God, it’s that day again.
The songs and prayers and Bible verses like incantations, weaving the strings of a soul breaking free into a bracelet, tying her to us for just this little bit longer. Did I leave because I was asked to, or because I couldn’t take it anymore? Did I happen to get back in time, or did she wait for me? We went about our normal lives so much back then, refusing to admit that we were losing her, refusing to know what we already knew. It would have been cruel to keep her as she was, her once vibrant body a husk filled with only bones and pain. She didn’t want to be remembered like that. I can’t stop remembering her like that, my brain snagging on the horror of those months like a scratch on a CD. Diediediediediediediedie. I am educated enough to give the scratch a name, trauma. This is a trauma response. Mostly I can avoid that scratched spot, but I won’t today. Today belongs to her as surely as the day she was born, and I will not deny her my memories. She deserved to live so much more fully than that, but it is what I have. I turn the knob and open the door.

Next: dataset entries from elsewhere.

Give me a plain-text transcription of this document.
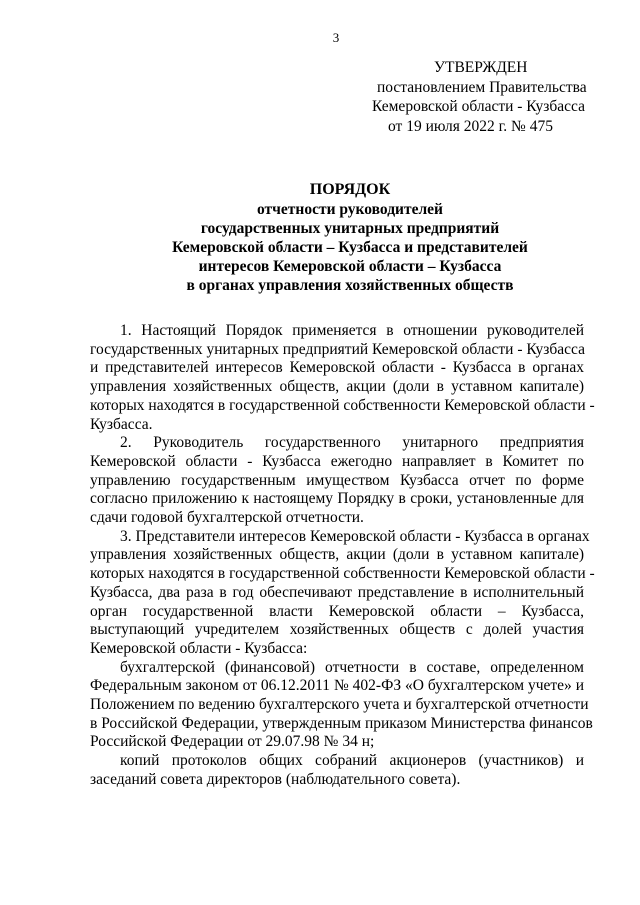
3
УТВЕРЖДЕН
постановлением Правительства
Кемеровской области - Кузбасса
от 19 июля 2022 г. № 475
ПОРЯДОК
отчетности руководителей
государственных унитарных предприятий
Кемеровской области – Кузбасса и представителей
интересов Кемеровской области – Кузбасса
в органах управления хозяйственных обществ
1. Настоящий Порядок применяется в отношении руководителей
государственных унитарных предприятий Кемеровской области - Кузбасса
и представителей интересов Кемеровской области - Кузбасса в органах
управления хозяйственных обществ, акции (доли в уставном капитале)
которых находятся в государственной собственности Кемеровской области -
Кузбасса.
2. Руководитель государственного унитарного предприятия
Кемеровской области - Кузбасса ежегодно направляет в Комитет по
управлению государственным имуществом Кузбасса отчет по форме
согласно приложению к настоящему Порядку в сроки, установленные для
сдачи годовой бухгалтерской отчетности.
3. Представители интересов Кемеровской области - Кузбасса в органах
управления хозяйственных обществ, акции (доли в уставном капитале)
которых находятся в государственной собственности Кемеровской области -
Кузбасса, два раза в год обеспечивают представление в исполнительный
орган государственной власти Кемеровской области – Кузбасса,
выступающий учредителем хозяйственных обществ с долей участия
Кемеровской области - Кузбасса:
бухгалтерской (финансовой) отчетности в составе, определенном
Федеральным законом от 06.12.2011 № 402-ФЗ «О бухгалтерском учете» и
Положением по ведению бухгалтерского учета и бухгалтерской отчетности
в Российской Федерации, утвержденным приказом Министерства финансов
Российской Федерации от 29.07.98 № 34 н;
копий протоколов общих собраний акционеров (участников) и
заседаний совета директоров (наблюдательного совета).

My sisters are singing as I walk in, a song from their church I don’t know. Mom is on her knees by the hospital bed, clutching the hand of her youngest child. Merry is curled up on the bed against the wall on Rose’s other side, as close as she can get without hurting the sister who has been the other half of herself ever since Rose was born, four years and 364 days after her…fourteen years and 359 days ago. Ivy leans against the door, just past the foot of the bed. She offers me a sadly serene smile as I approach. She has been in this room before. Her mother. Her father. Her twin. All eaten alive by the same ravenous monster that is taking our Rose. She survived it three times over, and will again. Of all of us here, only she knows how much this is going to hurt. Only she knows what it will take to move on. I step past her, meet my husband’s eyes across the room, and I know what he has known for months. Gingerly, I scooch onto the end of the bed, touch Rose’s foot through the sheet. She was restless before but now she’s completely still, her breath barely moving her chest. Her face is turned towards Mom, her still magnificent hair messy against her shoulder. A lifetime’s worth of words clog my throat and stick there. Mom says the words the rest of us won’t, the hardest words a parent can say to a child: “It’s OK, Sweetie. You can go now.”

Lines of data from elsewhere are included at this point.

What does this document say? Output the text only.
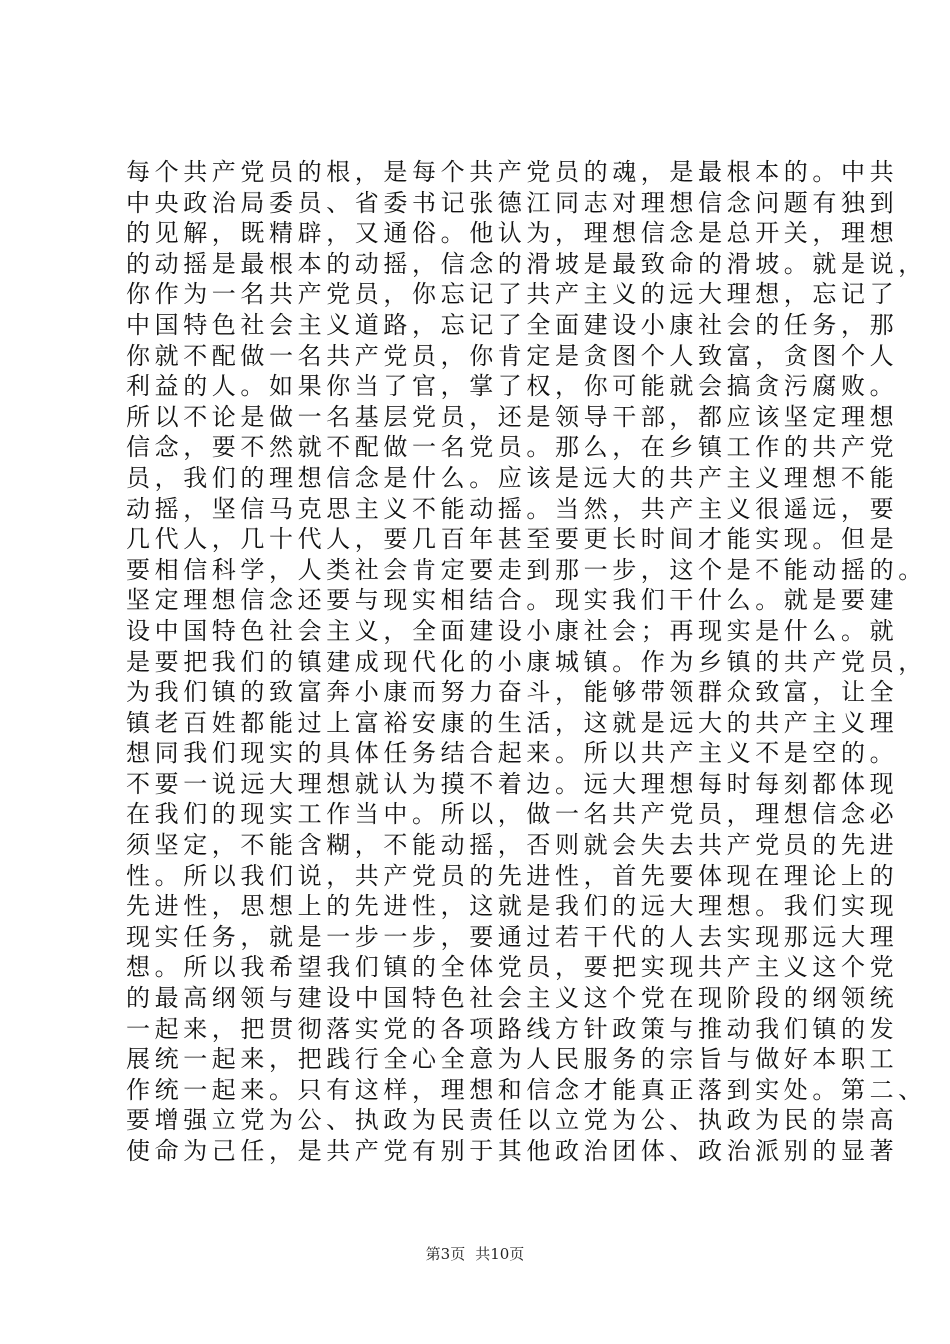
每个共产党员的根，是每个共产党员的魂，是最根本的。中共
中央政治局委员、省委书记张德江同志对理想信念问题有独到
的见解，既精辟，又通俗。他认为，理想信念是总开关，理想
的动摇是最根本的动摇，信念的滑坡是最致命的滑坡。就是说，
你作为一名共产党员，你忘记了共产主义的远大理想，忘记了
中国特色社会主义道路，忘记了全面建设小康社会的任务，那
你就不配做一名共产党员，你肯定是贪图个人致富，贪图个人
利益的人。如果你当了官，掌了权，你可能就会搞贪污腐败。
所以不论是做一名基层党员，还是领导干部，都应该坚定理想
信念，要不然就不配做一名党员。那么，在乡镇工作的共产党
员，我们的理想信念是什么。应该是远大的共产主义理想不能
动摇，坚信马克思主义不能动摇。当然，共产主义很遥远，要
几代人，几十代人，要几百年甚至要更长时间才能实现。但是
要相信科学，人类社会肯定要走到那一步，这个是不能动摇的。
坚定理想信念还要与现实相结合。现实我们干什么。就是要建
设中国特色社会主义，全面建设小康社会；再现实是什么。就
是要把我们的镇建成现代化的小康城镇。作为乡镇的共产党员，
为我们镇的致富奔小康而努力奋斗，能够带领群众致富，让全
镇老百姓都能过上富裕安康的生活，这就是远大的共产主义理
想同我们现实的具体任务结合起来。所以共产主义不是空的。
不要一说远大理想就认为摸不着边。远大理想每时每刻都体现
在我们的现实工作当中。所以，做一名共产党员，理想信念必
须坚定，不能含糊，不能动摇，否则就会失去共产党员的先进
性。所以我们说，共产党员的先进性，首先要体现在理论上的
先进性，思想上的先进性，这就是我们的远大理想。我们实现
现实任务，就是一步一步，要通过若干代的人去实现那远大理
想。所以我希望我们镇的全体党员，要把实现共产主义这个党
的最高纲领与建设中国特色社会主义这个党在现阶段的纲领统
一起来，把贯彻落实党的各项路线方针政策与推动我们镇的发
展统一起来，把践行全心全意为人民服务的宗旨与做好本职工
作统一起来。只有这样，理想和信念才能真正落到实处。第二、
要增强立党为公、执政为民责任以立党为公、执政为民的崇高
使命为己任，是共产党有别于其他政治团体、政治派别的显著
第3页 共10页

She doesn’t, not right away. Rose is a fighter, she’s been fighting for months. Time stretches into the spaces between breaths. Even when she stops drawing air her heart beats on. My brother and his almost wife arrive, too late and dressed for their rehearsal dinner. Rose is wearing only a tee and panties under the sheet, the indignity of dying such that even the softest clothing hurts her tissue paper skin. But it doesn’t matter now, and she has to be washed and dressed before the undertaker comes. Her favorite jeans and jacket, her red Converse. When we move it is slowly, dreamlike. I brush her hair, so like mine but finer, like my daughter’s. At some point there is thunder, the sky cracked open by the force of her passing. That was Rose. Wherever she went she left a wake.